Die Eheschliessung und das dabei gültige Heiratsgut wird zum Knotenpunkt der Verwandlung der einen Organisation in die andere.1) In dem gleichen Masse, in dem das Heiratsgut der Gens der Frau an die Familie des Mannes die Machtstellung der Männer und im besonderen die des Häuptlings fördert, wirkt das materielle Interesse der Männer der ranghöheren Gentes und Familien in der Richtung der Festigung der ehelichen Bindungen; denn in diesem Stadium ist nur der Mann an der Ehe interessiert, nicht aber die Frau. 

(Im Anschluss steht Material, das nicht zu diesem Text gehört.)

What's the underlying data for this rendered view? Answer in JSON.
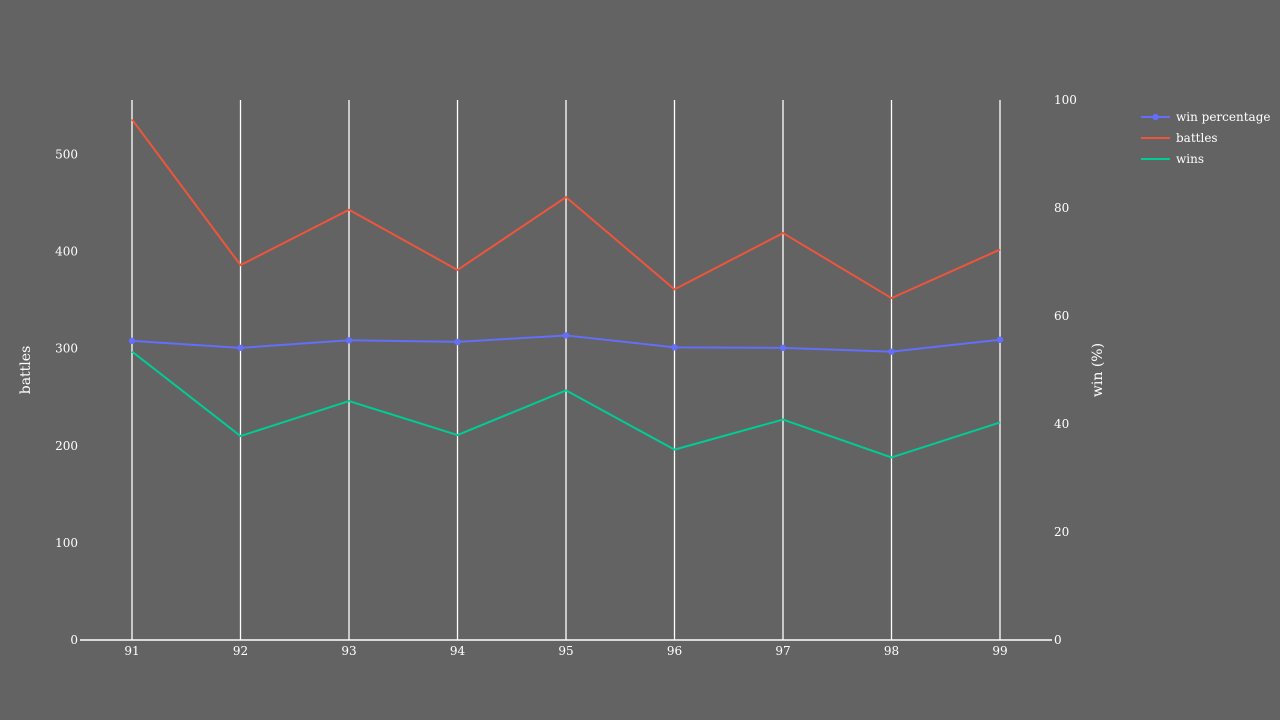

Dadurch verwandelt sich aber die einfache, jederzeit trennbare Paarungsehe in die monogame Ehe des Patriarchats. Die monogame Ehe wird zur patriarchalischen Kerninstitution, was sie heute noch ist. Zur Sicherung der Ehen bedarf es aber einer immer weiter fortschreitenden Einengung und Entwertung der natürlichen sinnlich - genitalen Strebungen. Das betrifft nicht nur die immer mehr in Ausbeutung geratende "untere" Klasse, sondern auch gerade die Schichten, die bis dahin keine Widersprüche zwischen Moral und Sexualität kannten, müssen nun einen solchen immer konfliktreicher in sich verspüren.

1) Der Nachweis hierfür wurde erbracht in: "Der Einbruch der Sexualmoral". (Verl. f. Sex. Pol. 1932).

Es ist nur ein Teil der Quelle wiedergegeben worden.